A former secondary school teacher from the Netherlands, Michiel Boeken, researched orchids on Saba between 2010 and 2012 while serving as principal of the island's lone secondary school. "To know what we have to protect, well, we at least have to know what is there," he adds.

Bechtold led a trip to Spring Bay the morning following his talk in search of orchids. The sole main road on the island was appropriately called The Road, and that's where we walked. The trailhead was at the base of a thicket of trees covered with moss and other plant life. After just a ten minute stroll, Bechtold showed out the most frequent orchid on Saba, an Epidendrum ciliare, sitting on a tree.

We stepped cautiously over hermit crabs as we searched for the rock pile that indicated the departure from the route to the location of another species, the Brassavola cucullata. Bechtold, Boeken, and coworkers conducted a demographic study in Spring Bay from 2011 to 2014 to assess whether or not Saba's resident population was on the decline. We climbed down the steep mountain and found a tall tree with little white and yellow blossoms on top and a metal tag affixed underneath it; it was plant #582 of 834 that Bechtold had helped tag a decade before.

We measured and tallied the plant's leaves. Bechtold's group discovered that bigger plants with more leaves and plants that were higher off the ground, like #582, had a greater chance of surviving. Wild goats often ate the low-growing plants.

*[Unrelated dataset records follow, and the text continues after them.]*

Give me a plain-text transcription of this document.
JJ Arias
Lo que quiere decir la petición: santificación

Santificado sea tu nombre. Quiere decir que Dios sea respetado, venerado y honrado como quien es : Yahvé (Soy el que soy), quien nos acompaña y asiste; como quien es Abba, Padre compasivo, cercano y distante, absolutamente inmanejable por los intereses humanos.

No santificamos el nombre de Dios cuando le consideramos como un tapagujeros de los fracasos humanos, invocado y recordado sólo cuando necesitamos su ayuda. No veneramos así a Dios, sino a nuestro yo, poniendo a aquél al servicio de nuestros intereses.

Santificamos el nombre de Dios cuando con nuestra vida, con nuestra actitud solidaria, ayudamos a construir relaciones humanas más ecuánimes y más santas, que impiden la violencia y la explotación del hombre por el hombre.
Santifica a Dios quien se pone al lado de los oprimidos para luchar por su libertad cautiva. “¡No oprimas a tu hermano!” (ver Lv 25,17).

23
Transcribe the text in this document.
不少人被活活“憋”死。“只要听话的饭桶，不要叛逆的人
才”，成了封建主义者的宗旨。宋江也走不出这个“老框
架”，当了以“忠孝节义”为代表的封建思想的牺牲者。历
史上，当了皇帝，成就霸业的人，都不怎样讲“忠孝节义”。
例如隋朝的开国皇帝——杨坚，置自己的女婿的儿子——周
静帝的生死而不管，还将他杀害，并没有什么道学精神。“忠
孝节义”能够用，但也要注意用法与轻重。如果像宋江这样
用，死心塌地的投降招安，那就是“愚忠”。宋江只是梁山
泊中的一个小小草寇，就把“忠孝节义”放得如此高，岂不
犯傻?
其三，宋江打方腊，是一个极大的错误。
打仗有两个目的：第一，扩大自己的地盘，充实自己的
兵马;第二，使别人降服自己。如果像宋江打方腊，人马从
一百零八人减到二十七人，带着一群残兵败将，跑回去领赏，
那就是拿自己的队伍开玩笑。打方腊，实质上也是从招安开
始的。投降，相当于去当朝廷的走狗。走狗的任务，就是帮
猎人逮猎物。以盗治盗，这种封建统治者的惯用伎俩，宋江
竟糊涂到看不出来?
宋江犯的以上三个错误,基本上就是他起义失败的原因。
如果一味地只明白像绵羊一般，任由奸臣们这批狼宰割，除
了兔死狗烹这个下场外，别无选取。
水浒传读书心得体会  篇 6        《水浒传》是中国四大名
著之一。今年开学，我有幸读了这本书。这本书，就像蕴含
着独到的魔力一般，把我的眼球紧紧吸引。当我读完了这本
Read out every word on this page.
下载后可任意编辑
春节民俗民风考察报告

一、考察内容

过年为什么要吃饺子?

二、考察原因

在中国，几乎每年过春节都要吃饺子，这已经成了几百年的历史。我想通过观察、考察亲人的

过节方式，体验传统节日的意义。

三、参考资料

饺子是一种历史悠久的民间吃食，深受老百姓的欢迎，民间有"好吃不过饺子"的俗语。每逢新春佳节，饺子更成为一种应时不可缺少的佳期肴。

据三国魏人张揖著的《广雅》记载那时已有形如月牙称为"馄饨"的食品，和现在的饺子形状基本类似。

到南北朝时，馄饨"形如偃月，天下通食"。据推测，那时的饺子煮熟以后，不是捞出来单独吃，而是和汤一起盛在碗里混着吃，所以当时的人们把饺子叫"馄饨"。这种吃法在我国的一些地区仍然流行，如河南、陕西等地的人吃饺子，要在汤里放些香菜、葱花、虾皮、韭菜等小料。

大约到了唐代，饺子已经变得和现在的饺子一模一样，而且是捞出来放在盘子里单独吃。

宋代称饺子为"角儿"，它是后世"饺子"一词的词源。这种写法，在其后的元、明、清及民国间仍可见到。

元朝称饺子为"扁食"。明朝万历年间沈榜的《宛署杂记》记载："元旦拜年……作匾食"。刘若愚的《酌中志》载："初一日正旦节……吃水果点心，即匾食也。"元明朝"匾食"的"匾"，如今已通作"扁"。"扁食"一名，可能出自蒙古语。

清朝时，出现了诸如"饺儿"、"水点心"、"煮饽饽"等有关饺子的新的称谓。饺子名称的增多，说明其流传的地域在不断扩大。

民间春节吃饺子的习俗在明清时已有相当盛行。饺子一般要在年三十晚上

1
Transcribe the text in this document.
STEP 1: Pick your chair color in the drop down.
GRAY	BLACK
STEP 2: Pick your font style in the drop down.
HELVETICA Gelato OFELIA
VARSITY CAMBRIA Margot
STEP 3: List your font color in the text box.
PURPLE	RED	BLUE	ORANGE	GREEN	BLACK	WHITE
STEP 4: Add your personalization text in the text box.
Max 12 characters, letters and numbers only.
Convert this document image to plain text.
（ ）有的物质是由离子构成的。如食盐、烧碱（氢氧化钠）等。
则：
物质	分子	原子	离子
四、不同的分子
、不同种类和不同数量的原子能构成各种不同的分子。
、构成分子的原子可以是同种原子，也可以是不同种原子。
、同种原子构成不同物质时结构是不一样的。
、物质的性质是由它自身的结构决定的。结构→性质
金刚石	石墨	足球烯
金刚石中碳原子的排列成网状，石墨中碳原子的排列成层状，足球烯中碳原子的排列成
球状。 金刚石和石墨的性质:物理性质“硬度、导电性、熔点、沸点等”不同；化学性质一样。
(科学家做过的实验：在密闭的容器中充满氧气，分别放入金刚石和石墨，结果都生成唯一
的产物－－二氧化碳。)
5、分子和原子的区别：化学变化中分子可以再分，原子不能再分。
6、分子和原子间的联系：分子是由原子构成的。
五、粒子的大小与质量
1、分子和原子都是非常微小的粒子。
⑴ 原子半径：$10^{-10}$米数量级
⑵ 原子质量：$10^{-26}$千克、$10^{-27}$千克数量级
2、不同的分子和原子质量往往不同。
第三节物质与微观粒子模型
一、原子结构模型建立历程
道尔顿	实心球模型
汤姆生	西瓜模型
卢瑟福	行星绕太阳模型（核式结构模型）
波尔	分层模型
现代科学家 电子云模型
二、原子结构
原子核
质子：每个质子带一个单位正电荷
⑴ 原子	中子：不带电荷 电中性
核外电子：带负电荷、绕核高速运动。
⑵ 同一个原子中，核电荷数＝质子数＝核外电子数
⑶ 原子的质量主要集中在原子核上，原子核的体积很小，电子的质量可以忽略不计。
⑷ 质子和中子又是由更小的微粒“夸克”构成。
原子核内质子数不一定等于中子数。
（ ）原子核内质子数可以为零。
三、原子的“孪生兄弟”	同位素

The range of this orchid includes northern South America and Mexico. The researchers reported in 2020 that the B. cucullata population was actually falling in this area, with many young plants dying and few new ones sprouting. It will be difficult to tell whether the loss is due to normal population dynamics or a worrying trend until flower counts are continued for many more years, if not decades.

The limited size of the island's B. cucullata population renders it susceptible to threats of any kind. Many big orchids were lost when a recent cyclone toppled trumpet trees. Some of the plants were trampled, while others were lowered to the ground when their tree fell, where they were devoured by goats.